15/07, 08:39 ) hu1: Will respond tomorrow. I have posted more than twice today in this group



[15/07, 08:39]hu3: Is it the responsibility of the device / lab (data source), or the data consumer?


[15/07, 08:39]cm: Both I guess

[15/07, 08:41]hu3: No ... Hence, in SCADA the established norm is to use Data Concentrator, between the sensor and the UI

Sensor (technology wise) is a data producer, not a data consumer.

Established fact


[15/07, 08:45]hu3: And what do we do with broken sensors?

We scrap them... They have outlined their purpose and will only generate unnecessary noise


[15/07, 08:45]cm: Yes have been wondering about an AI device that can capture data through ambient audio and then transport it through the temporal lobe right into our frontal and prefrontal cortex for processing and hippocampus for storage.

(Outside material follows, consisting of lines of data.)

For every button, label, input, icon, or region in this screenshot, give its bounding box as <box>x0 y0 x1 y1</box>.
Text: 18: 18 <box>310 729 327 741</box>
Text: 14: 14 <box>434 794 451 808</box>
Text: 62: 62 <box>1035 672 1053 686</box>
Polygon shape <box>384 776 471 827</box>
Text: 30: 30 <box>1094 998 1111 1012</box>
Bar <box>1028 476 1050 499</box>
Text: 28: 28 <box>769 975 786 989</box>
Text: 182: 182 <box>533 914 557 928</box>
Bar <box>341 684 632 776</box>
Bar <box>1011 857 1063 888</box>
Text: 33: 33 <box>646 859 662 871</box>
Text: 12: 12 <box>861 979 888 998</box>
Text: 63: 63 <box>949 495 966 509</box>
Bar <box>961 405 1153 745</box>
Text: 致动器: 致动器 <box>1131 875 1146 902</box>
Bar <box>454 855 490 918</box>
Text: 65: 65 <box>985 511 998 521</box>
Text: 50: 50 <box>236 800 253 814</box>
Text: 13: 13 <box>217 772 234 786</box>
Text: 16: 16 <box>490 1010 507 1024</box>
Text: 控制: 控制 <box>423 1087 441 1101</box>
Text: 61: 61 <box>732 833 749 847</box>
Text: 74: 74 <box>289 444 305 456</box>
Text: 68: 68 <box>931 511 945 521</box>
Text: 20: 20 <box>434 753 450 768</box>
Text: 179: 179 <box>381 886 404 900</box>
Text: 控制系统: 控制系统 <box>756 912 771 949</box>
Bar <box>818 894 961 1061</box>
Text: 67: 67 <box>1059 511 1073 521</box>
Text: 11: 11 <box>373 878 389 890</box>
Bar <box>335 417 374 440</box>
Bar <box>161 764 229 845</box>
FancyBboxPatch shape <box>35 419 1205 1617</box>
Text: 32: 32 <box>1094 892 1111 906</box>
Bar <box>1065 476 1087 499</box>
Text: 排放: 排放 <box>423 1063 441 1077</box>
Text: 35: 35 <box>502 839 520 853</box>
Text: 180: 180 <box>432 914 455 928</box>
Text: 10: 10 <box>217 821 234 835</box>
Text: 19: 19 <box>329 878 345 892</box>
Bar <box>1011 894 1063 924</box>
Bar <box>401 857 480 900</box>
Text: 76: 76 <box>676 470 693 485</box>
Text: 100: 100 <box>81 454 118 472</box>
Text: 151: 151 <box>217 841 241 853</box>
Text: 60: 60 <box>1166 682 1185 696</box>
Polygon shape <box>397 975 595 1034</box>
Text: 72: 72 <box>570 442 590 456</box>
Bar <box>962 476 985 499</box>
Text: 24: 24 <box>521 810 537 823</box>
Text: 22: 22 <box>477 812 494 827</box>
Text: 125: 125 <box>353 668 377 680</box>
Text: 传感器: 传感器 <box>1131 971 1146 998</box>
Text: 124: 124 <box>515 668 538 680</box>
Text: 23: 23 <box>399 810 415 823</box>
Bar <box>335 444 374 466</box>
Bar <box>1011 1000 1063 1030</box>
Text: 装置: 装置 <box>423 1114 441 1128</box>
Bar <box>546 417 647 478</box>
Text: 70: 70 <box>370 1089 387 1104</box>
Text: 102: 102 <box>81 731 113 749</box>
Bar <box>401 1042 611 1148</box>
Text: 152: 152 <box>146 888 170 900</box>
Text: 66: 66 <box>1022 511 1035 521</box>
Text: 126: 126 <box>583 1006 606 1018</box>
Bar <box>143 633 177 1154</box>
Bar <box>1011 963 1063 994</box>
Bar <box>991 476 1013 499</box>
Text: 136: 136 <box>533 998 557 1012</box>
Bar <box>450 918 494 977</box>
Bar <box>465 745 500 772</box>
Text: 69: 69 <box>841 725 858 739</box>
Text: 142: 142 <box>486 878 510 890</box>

The current route involving voice to text and then occipital cortex mediated transfer to frontal is not conducive to those who suffer from the TLDR syndrome


[15/07, 08:46]hu3: The history of this group recorded over the past eight+ years of my presence here has given sufficient data for me to self realize "neural correlates of dissonance" 😇😁


[15/07, 08:46]hu3: The data is block chained 😊


[15/07, 08:47]cm: Chained to your hippa certified hippa-campus?😅

November Update (after the 15th July conversational citation):

[21/11, 22:52]hu4: FOMO is old news — there’s a brand-new four-letter acronym taking over the internet: FOFO. The Fear of Finding Out is everywhere, from skipped doctor visits to unopened bank apps to that engine light you pretend you didn’t see. And FOFO doesn’t travel alone — it brings its chaotic cousins: FOBO (Fear of Better Options), FOPO (Fear of Other People’s Opinions), and FOMU (Fear of Messing Up)



[21/11, 22:53]hu: Interesting FOFO is connected to doctors 😄


[22/11, 09:28]hu2: We called it FOCL this July! Fear of missing out FOMO appears to be more of a genX and early millennial thingy while it's contrarian, the gen Zee fear of cognitive overload FOCL currently  (also recently termed FOFO adding another interesting dimension to cognitive overload) ubiquitously manifests in TLDR!